Based on an idea by the actor Brad Garrett and developed by the TV veterans David E. Kelley and Dean Lorey, “Big Shot” is a fish-out-of-water story with endlessly renewable conflict between a bullheaded coach, a school that cares more about academics than athletics and the helicopter parents pulling the strings. There’s a delicate balance on the show between how temperamental Marvyn is allowed to be without alienating his players — and, by extension, the audience. He can’t be an irredeemable jerk, but he can’t shelve his win-at-all-costs mentality, either. didn’t want him to flip and become a teddy bear by Episode 2,” Lorey said on a video conference with Stamos earlier this month. “And so it was inspiring to see him, very often, pushing back against the petting-the-dog scene and just let this guy be this guy for a bit.”

For his part, Stamos took Marvyn’s prickliness to Method extremes.

“I purposely didn’t hang out with the girls in the beginning,” he said. “I didn’t want to have any cutesy [expletive] with them. At the end of the day, I came home and told my wife, ‘I hate it. I don’t even know the girls’s names.’” Though “Big Shot” seems loath to allow Marvyn’s mistakes to linger much longer than an episode, the series isn’t about the softening of Marvyn Korn, which would not only drain the tension but put him constantly in the wrong. He isn’t always the blowhard in need of comeuppance or a good talking-to. He also empowers his team to play with unity and confidence and to be their best possible selves, which figures into their conflicts off the court, too.

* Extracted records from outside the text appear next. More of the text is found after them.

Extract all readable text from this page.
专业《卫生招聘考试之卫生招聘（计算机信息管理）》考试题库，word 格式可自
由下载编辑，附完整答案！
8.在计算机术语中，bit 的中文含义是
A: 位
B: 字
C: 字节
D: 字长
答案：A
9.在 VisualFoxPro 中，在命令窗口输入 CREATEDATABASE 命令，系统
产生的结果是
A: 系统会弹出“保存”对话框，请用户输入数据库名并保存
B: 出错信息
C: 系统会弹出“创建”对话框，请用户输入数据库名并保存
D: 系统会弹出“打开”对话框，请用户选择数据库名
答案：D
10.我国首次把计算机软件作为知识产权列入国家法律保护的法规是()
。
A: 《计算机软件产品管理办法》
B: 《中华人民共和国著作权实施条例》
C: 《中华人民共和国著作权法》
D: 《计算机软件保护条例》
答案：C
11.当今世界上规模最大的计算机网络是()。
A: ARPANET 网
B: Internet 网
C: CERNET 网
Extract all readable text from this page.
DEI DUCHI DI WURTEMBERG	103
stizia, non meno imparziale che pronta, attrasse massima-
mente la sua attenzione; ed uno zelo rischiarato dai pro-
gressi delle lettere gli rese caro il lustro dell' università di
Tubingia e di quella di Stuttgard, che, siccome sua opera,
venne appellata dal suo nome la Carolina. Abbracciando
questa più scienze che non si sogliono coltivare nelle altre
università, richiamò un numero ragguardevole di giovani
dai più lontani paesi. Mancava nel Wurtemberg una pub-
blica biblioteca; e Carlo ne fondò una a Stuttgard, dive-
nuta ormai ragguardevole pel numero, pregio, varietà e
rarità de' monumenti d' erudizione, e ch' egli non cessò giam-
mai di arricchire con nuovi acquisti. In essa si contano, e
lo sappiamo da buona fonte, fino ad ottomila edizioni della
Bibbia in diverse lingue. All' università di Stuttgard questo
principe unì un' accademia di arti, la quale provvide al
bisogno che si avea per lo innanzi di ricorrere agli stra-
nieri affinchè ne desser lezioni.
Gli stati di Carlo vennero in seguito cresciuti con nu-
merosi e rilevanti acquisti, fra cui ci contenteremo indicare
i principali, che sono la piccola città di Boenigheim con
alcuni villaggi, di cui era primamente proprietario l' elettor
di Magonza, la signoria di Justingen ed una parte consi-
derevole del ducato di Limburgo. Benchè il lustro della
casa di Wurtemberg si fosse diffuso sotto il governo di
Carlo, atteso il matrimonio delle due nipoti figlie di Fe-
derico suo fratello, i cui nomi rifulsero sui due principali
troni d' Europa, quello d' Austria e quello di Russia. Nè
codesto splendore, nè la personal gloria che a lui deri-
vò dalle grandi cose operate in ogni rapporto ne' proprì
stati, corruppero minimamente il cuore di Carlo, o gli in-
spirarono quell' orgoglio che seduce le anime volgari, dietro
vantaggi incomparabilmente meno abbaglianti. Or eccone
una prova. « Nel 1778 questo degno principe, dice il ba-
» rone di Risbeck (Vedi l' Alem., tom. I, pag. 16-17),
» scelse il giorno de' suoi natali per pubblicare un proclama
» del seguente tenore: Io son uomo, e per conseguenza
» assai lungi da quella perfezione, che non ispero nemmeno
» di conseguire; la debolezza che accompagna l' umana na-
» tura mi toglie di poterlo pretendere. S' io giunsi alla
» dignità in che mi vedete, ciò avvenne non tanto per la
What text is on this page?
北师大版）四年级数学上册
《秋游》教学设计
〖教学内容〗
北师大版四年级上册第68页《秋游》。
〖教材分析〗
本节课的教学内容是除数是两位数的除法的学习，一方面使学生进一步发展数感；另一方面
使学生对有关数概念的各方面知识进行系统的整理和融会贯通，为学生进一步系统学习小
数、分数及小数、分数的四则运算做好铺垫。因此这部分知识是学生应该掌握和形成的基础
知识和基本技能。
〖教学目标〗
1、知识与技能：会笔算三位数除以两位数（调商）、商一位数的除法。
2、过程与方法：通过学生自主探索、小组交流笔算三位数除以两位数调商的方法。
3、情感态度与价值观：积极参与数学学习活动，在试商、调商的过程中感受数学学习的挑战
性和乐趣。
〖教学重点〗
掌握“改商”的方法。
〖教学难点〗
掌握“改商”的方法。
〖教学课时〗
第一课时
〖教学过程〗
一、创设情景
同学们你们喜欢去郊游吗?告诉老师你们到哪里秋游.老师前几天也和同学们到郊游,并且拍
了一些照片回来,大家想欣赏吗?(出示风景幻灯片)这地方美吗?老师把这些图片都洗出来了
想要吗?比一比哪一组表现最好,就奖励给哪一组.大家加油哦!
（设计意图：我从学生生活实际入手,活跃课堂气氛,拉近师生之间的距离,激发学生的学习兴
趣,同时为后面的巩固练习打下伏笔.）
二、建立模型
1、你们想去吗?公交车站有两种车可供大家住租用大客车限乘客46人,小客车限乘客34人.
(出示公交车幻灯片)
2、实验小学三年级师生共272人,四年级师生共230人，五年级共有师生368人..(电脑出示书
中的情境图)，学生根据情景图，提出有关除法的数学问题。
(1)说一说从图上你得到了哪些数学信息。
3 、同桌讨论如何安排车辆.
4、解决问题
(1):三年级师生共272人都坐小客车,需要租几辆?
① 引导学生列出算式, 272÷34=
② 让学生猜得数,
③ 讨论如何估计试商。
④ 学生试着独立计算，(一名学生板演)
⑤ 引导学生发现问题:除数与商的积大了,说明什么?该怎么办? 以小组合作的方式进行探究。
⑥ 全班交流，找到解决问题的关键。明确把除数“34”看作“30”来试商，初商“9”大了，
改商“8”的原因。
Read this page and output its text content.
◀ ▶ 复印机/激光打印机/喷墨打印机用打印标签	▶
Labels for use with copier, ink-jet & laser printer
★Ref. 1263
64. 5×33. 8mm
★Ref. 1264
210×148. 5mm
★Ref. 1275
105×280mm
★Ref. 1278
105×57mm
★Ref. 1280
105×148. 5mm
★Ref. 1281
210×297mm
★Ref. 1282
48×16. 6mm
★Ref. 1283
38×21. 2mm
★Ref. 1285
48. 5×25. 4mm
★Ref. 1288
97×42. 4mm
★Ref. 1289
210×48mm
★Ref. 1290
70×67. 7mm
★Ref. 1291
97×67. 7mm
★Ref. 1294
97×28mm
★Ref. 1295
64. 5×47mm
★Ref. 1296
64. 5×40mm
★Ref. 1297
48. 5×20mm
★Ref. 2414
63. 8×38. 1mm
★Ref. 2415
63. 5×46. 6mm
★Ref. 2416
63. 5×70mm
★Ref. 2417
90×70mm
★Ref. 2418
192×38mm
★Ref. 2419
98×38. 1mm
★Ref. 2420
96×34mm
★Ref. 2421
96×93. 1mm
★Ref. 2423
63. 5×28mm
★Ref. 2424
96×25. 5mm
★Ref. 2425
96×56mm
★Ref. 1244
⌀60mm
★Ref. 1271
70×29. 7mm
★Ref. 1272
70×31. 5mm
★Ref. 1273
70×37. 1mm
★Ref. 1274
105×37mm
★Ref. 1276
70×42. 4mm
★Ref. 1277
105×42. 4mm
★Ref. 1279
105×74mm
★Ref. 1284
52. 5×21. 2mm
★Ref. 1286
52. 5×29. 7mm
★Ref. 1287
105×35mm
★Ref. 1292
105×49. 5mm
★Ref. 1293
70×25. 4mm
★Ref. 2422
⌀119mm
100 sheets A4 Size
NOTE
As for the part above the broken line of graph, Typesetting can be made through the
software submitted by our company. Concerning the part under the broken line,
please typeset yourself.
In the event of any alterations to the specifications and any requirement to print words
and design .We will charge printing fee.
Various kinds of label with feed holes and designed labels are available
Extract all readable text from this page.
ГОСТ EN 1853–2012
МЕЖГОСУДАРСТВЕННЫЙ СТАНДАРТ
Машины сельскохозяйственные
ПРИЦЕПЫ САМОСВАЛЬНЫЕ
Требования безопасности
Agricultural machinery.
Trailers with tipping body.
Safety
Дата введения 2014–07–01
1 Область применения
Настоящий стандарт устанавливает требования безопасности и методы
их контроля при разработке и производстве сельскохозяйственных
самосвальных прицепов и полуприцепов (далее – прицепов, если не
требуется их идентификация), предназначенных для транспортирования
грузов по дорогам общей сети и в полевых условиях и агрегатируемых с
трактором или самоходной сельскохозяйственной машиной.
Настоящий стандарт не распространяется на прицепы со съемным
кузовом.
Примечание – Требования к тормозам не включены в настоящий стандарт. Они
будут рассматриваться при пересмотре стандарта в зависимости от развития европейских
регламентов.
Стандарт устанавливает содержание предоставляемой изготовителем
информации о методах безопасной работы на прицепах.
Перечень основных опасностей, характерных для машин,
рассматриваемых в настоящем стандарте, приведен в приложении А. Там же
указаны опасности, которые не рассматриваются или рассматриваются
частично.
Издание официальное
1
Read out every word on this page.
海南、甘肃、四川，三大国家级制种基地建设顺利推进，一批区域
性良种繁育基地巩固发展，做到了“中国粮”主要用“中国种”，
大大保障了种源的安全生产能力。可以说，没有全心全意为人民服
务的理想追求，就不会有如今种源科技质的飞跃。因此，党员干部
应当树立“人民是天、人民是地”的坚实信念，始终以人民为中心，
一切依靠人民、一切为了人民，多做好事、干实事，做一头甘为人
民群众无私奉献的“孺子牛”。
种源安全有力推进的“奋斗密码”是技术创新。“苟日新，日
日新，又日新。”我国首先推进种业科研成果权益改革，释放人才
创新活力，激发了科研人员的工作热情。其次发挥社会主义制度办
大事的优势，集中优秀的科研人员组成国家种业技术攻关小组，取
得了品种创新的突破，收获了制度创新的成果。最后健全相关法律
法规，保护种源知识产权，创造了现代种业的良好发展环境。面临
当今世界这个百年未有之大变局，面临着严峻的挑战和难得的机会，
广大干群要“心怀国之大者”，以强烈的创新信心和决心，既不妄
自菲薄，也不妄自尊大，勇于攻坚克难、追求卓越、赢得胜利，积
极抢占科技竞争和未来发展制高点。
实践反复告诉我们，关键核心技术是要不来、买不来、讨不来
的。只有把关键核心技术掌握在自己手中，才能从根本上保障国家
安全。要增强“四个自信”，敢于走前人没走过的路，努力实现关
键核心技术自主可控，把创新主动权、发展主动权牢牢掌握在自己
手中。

Formula dictates that the teams in “Game Changers” and “Big Shot” eventually stop losing and have their Big Game confrontations, but what unifies these shows is a surprising thoughtfulness about what sports are for, and the difficulty of drawing a line between healthy competition and a misplaced obsession with winning. There was no analog to Alex in “The Mighty Ducks” movies — adding Graham’s character to the formula “violates the reboot laws,” she joked. Alex is a rare voice for the sports parent who believes that sports have their limits.

“My cousin’s husband was the coach of a girl’s basketball team that lost for, like, four years in a row,” Graham said. “They lost like every single game. And I was like, ‘That’s a show I would watch.’ Like they just kept losing.

“And then, I don’t know, I guess; where does it go? This is why I don’t run networks.”